By Dr George Jacob.
Kochi: Times were peaceful back then. Men went about living their lives minding their own business, and cows theirs. People consumed beef, with nobody questioning them. Nobody lynched a fellow citizen on account of consuming beef. People consumed whatever they wished to, without other more ‘nationalistic’ ones breathing down their necks, or peeping into the kitchen where food was being prepared, or the plate on which it was eaten. There was no need for a cow ‘vigilante’. Yet, the animal was tended to much more than a fellow human anyway.
It was about 26 years ago, after my marriage that I got to witness a rather fruitful symbiosis between an elderly lady and the cow. The lady in question was my wife’s maternal grandmother, who was nicknamed ‘white Ammachy’(Malayalam for mother) by her first great grandson, in reference to her silvery white hair. The cow was her raison d’être. The cow reciprocated by providing milk, the excess of which, after use at home used to be curdled. Milk was her favorite food along with plantains. Life of the wife of a minister in the erstwhile Achutha Menon ministry in Kerala was simple, unlike modern versions!
Her favorite animal used to be purchased from familiar neighboring families instead of from the animal market. Once the animal aged and was ready to be ‘disposed off’, it would be sold to a person or family, usually a neighboring one, known to her. Despite the age she took the animals to graze and bathe them herself, much against the family’s persistent disapproval, whose contention was that ‘she was too old to manage a cow’.

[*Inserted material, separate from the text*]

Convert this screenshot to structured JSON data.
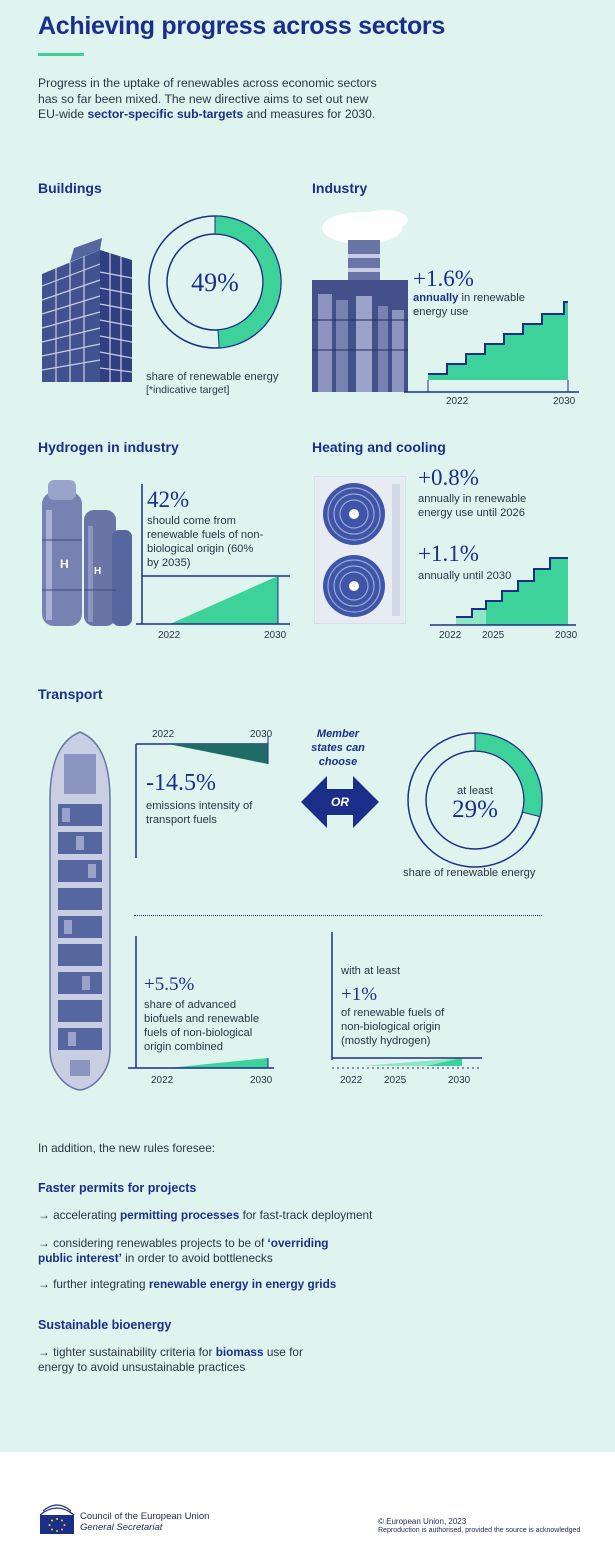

This was proved right when she broke her leg bone after tripping over the rope that secured the cow to a tree to graze. The family was aghast and in utter shock at the sight of her being carried into the house on a chair by caring neighbors.
Undeterred, white Ammachy continued to insist that she had the ‘moo’ emanate from the manger in the backyard, which was music to her ears, much to the objection and protests from rest of the family, especially her grandson, whose responsibility it was to do the rescue act whenever his grandmother happened to be at the receiving end of anything in life, be it even the cow.
White Ammachy is no more.
The house and property was sold years later as the family moved to distant Cochin due to compulsions of employment, education and other inevitable changes in lifestyle of later generations, and all that such changes demanded. The manger is gone too, as are the cows, resultantly. Gone is the ‘fruitful symbiosis’ between the animal and man, as cow has now turned the reason for bloodletting, something which definitely would have hurt White Ammachy had she been alive today.
I wonder how the likes of her who represented a more peaceful society back then, in which cows were looked after well, and a mutually symbiotic relationship existed between man and the docile, yet benevolent animal would have reacted to today’s confusion over the cow. I’m sure she would have said, ‘my children, live, and let live’!